Telford Theatre, formerly Oakengates Town Hall, is an events venue in Limes Walk in the town of Oakengates in Shropshire, England.

==History==
Following significant population growth, largely associated with the coal mining and iron ore industries, an urban district council was established for Oakengates in 1898. By the mid-20th century, the council had established its offices and chambers in Stafford Road, which it retained as its base until local government re-organisation in 1974. In the 1960s, civic leaders decided that the area needed a public events venue. The site they selected had been occupied by the Great Western Nail Works operated by John Maddock & Co.

The new building was designed by Maurice Day in the modern style, built by Pat Smith & Sons (Oakengates) Limited in concrete, brick and glass and was officially opened by the jockey, Sir Gordon Richards, as "Oakengates Town Hall" on 25 May 1968. The design of the two-storey building involved a long main frontage facing southeast onto Limes Walk with a canted main entrance at the south corner of the building. There was a large canopy projected out over the pavement along the southwest and southeast frontages.

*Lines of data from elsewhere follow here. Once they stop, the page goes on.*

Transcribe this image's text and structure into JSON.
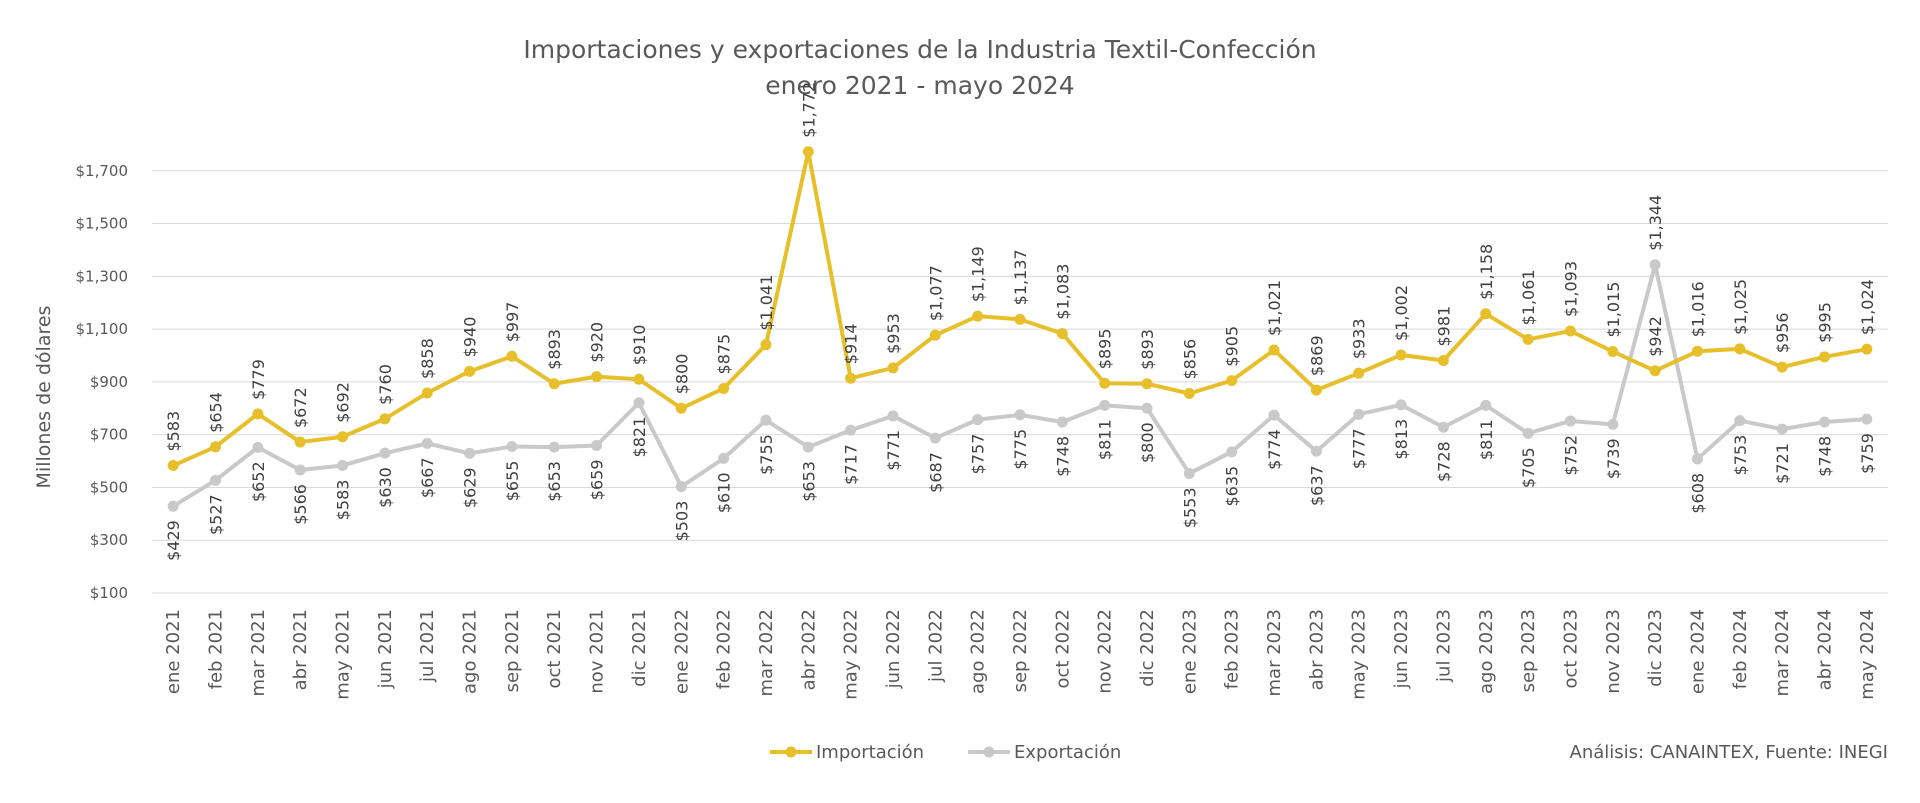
{
  "chart_data": {
    "type": "line",
    "title": "Importaciones y exportaciones de la Industria Textil-Confección",
    "subtitle": "enero 2021  - mayo 2024",
    "ylabel": "Millones de dólares",
    "ylim": [
      100,
      1900
    ],
    "yticks": [
      100,
      300,
      500,
      700,
      900,
      1100,
      1300,
      1500,
      1700
    ],
    "ytick_labels": [
      "$100",
      "$300",
      "$500",
      "$700",
      "$900",
      "$1,100",
      "$1,300",
      "$1,500",
      "$1,700"
    ],
    "grid": true,
    "legend_position": "bottom",
    "source": "Análisis: CANAINTEX, Fuente: INEGI",
    "categories": [
      "ene 2021",
      "feb 2021",
      "mar 2021",
      "abr 2021",
      "may 2021",
      "jun 2021",
      "jul 2021",
      "ago 2021",
      "sep 2021",
      "oct 2021",
      "nov 2021",
      "dic 2021",
      "ene 2022",
      "feb 2022",
      "mar 2022",
      "abr 2022",
      "may 2022",
      "jun 2022",
      "jul 2022",
      "ago 2022",
      "sep 2022",
      "oct 2022",
      "nov 2022",
      "dic 2022",
      "ene 2023",
      "feb 2023",
      "mar 2023",
      "abr 2023",
      "may 2023",
      "jun 2023",
      "jul 2023",
      "ago 2023",
      "sep 2023",
      "oct 2023",
      "nov 2023",
      "dic 2023",
      "ene 2024",
      "feb 2024",
      "mar 2024",
      "abr 2024",
      "may 2024"
    ],
    "series": [
      {
        "name": "Importación",
        "color": "#e6bf2a",
        "values": [
          583,
          654,
          779,
          672,
          692,
          760,
          858,
          940,
          997,
          893,
          920,
          910,
          800,
          875,
          1041,
          1772,
          914,
          953,
          1077,
          1149,
          1137,
          1083,
          895,
          893,
          856,
          905,
          1021,
          869,
          933,
          1002,
          981,
          1158,
          1061,
          1093,
          1015,
          942,
          1016,
          1025,
          956,
          995,
          1024
        ],
        "labels": [
          "$583",
          "$654",
          "$779",
          "$672",
          "$692",
          "$760",
          "$858",
          "$940",
          "$997",
          "$893",
          "$920",
          "$910",
          "$800",
          "$875",
          "$1,041",
          "$1,772",
          "$914",
          "$953",
          "$1,077",
          "$1,149",
          "$1,137",
          "$1,083",
          "$895",
          "$893",
          "$856",
          "$905",
          "$1,021",
          "$869",
          "$933",
          "$1,002",
          "$981",
          "$1,158",
          "$1,061",
          "$1,093",
          "$1,015",
          "$942",
          "$1,016",
          "$1,025",
          "$956",
          "$995",
          "$1,024"
        ]
      },
      {
        "name": "Exportación",
        "color": "#c9c9c9",
        "values": [
          429,
          527,
          652,
          566,
          583,
          630,
          667,
          629,
          655,
          653,
          659,
          821,
          503,
          610,
          755,
          653,
          717,
          771,
          687,
          757,
          775,
          748,
          811,
          800,
          553,
          635,
          774,
          637,
          777,
          813,
          728,
          811,
          705,
          752,
          739,
          1344,
          608,
          753,
          721,
          748,
          759
        ],
        "labels": [
          "$429",
          "$527",
          "$652",
          "$566",
          "$583",
          "$630",
          "$667",
          "$629",
          "$655",
          "$653",
          "$659",
          "$821",
          "$503",
          "$610",
          "$755",
          "$653",
          "$717",
          "$771",
          "$687",
          "$757",
          "$775",
          "$748",
          "$811",
          "$800",
          "$553",
          "$635",
          "$774",
          "$637",
          "$777",
          "$813",
          "$728",
          "$811",
          "$705",
          "$752",
          "$739",
          "$1,344",
          "$608",
          "$753",
          "$721",
          "$748",
          "$759"
        ]
      }
    ]
  }
}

The building became a popular venue for concerts: the rock band, Fleetwood Mac, performed there in May 1969 and the rock and roll band, Showaddywaddy, made the first of several visits in February 1983. As one of the few large events venues in the area, it also became a preferred location for meetings of Telford and Wrekin Council.

A large auditorium was added, with work starting in 1983, and, following further re-modelling, it reopened as "Oakengates Theatre" in 1989. After completion of a further programme of refurbishment works, the building was re-opened by the comedian, Julian Clary, as "The Place" in 2005. The branding was refreshed again and it was renamed "Telford Theatre" in 2022. In 2024, it closed for alterations, to enlarge the main auditorium to seat 750 people, and create a new studio theatre, bar and dining area.